Hannah applied energy and imagination to a series of undertakings with admittedly mixed success. The foremost of these, and the enterprise for which she should be remembered, was her cookbook: ‘The Art of Cookery Made Plain and Easy, Which far exceeds any Thing of the Kind ever yet Printed’. The first edition was published in 1747 under the sobriquet ‘A Lady’ and was an immediate success. 

Let us for the moment gloss over the sadder parts of Hannah’s entrepreneurial history, the highly successful (until it was not) habit-making shop patronised by the Prince of Wales et al., the attempt at promoting Daffy’s Elixir as a panacea, the spells of bankruptcy and incarceration in debtors’ prison. Her business acumen definitely had holes in it. However, in creating her cookbook she showed true flair. 

The Allgood letters help us reconstruct the story. Hannah writes to her Northumberland relatives announcing her intentions of making a book, asking for recipes, and soliciting subscriptions. A first publication like hers needed subscribers – a sort of crowd funding of its time – to succeed. Her family supported her as did others often from quite distinguished households. 

In the foreword to her book she explains how she spotted a gap in the cookbook market for something quite basic – a proto-Delia’s How to Cook perhaps. Her keen eye saw the floundering new middle classes unable to instruct their servants, and those servants unable to understand fancy French cookbooks and methods. Hannah’s offer was simplicity. She factored in the limited education, equipment and indeed funds available to these households. She adapted fashionable French recipes explaining in detail how to prepare and anglicise them. She promoted seasonality and use of local produce; the wars and tensions that impeded imports from Europe were, even then, a feature of her letters.  

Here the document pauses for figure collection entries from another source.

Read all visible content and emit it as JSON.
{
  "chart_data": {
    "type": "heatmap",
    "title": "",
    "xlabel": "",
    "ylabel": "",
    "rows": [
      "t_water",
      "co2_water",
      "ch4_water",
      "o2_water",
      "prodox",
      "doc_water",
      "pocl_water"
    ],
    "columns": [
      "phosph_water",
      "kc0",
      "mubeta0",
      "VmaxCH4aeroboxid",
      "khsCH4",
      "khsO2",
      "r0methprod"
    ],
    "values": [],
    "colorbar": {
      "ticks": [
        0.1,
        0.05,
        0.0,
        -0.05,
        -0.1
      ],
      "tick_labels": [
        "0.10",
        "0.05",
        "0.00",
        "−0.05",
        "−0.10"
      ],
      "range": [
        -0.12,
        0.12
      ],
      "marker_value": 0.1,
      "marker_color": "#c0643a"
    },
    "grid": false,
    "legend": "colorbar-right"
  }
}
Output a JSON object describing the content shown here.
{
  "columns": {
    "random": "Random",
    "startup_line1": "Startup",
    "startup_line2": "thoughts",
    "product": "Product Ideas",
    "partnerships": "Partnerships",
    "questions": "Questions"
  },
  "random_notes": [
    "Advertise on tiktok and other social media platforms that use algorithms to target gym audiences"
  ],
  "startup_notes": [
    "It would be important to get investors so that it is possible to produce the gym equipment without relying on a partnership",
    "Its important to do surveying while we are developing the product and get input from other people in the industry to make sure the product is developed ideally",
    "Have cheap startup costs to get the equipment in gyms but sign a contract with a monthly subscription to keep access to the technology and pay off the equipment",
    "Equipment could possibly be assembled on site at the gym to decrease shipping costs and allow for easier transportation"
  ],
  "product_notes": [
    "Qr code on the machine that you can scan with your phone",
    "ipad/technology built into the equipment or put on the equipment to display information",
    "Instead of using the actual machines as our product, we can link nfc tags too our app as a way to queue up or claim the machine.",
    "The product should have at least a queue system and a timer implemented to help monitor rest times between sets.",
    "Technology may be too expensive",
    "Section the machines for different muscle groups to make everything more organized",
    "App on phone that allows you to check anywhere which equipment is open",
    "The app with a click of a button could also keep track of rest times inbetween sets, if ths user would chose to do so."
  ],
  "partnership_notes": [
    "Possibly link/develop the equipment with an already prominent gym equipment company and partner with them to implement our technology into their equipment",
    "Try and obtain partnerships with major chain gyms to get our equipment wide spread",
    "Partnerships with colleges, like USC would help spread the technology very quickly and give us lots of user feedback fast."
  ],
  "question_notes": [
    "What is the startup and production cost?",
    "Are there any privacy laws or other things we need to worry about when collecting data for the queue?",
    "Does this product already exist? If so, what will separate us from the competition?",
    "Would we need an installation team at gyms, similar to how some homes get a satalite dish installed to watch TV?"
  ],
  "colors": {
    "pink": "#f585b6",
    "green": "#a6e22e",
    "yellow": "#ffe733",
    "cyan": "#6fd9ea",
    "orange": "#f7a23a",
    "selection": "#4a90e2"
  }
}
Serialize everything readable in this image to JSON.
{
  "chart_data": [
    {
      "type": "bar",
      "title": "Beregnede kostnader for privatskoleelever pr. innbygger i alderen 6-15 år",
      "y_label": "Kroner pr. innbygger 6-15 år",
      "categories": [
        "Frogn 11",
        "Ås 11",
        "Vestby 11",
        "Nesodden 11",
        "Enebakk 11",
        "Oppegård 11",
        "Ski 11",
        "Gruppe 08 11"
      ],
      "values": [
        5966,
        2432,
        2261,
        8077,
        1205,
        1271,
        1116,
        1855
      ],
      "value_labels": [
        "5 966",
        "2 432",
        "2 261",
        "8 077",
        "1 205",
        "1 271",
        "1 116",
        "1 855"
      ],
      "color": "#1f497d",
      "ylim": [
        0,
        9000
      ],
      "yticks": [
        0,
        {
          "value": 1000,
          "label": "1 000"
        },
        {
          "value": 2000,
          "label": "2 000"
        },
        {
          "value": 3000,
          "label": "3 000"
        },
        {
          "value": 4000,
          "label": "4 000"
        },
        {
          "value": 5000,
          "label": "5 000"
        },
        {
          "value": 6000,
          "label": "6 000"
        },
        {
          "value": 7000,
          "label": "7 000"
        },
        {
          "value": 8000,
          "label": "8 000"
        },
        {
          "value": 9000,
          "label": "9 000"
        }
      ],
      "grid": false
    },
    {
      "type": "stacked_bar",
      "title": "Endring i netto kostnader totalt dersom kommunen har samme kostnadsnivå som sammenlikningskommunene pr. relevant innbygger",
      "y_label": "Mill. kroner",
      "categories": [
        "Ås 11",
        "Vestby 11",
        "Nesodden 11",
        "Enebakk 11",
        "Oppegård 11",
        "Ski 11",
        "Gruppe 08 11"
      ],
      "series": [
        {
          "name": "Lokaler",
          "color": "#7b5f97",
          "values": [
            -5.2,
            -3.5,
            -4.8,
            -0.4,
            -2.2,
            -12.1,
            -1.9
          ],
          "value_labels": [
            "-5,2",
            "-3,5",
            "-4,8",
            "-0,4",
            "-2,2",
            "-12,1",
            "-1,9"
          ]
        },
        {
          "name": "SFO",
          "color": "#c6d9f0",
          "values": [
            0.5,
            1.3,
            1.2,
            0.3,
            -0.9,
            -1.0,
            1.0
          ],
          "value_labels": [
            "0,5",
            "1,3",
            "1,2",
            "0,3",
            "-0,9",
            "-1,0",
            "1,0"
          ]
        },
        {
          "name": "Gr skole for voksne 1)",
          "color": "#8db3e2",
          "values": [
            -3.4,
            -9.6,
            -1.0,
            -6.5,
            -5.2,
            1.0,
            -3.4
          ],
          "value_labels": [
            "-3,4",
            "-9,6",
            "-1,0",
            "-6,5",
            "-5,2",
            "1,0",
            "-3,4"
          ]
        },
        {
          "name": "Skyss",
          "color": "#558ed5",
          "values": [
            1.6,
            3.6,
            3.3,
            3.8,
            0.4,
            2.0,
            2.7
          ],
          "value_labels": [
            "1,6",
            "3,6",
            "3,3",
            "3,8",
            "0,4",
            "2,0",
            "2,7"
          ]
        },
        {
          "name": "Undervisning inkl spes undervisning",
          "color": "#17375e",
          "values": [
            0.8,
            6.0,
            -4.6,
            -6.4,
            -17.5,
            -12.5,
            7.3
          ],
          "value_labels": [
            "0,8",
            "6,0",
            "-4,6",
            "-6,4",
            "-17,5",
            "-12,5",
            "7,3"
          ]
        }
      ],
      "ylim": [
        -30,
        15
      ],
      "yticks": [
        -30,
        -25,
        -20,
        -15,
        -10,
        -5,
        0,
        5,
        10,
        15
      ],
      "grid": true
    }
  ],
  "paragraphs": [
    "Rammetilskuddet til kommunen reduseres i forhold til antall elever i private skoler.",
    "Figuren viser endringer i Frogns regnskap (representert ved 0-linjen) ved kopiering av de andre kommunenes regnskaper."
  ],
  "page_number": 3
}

She had considerable marketing ability – she sold her book in the premises of high-class suppliers of tableware establishing it as a necessity for the affluent household. It became the most used and referenced cookbook of its time not only in England but in the Americas and throughout the English-speaking world. 

Alas, her story does not end well. Whether through her own financial failings or John’s posthumous debts, she was forced to sell the copyright of her book less than ten years after its first publication. She watched as future editions – thirty or more of them – made money for others. To add to her misery these later editions carried her name where their predecessors had been anonymous.  

Hannah died in 1770 in Newcastle. A notice in the London Gazette merely notes the death of Sir Laurence Allgood’s sister.  

Hannah’s fan club includes historic figures like George Washington and Benjamin Franklin as well as Clarissa Dickson Wright, who called her ‘the first domestic goddess’. But where is her memorial? Where indeed!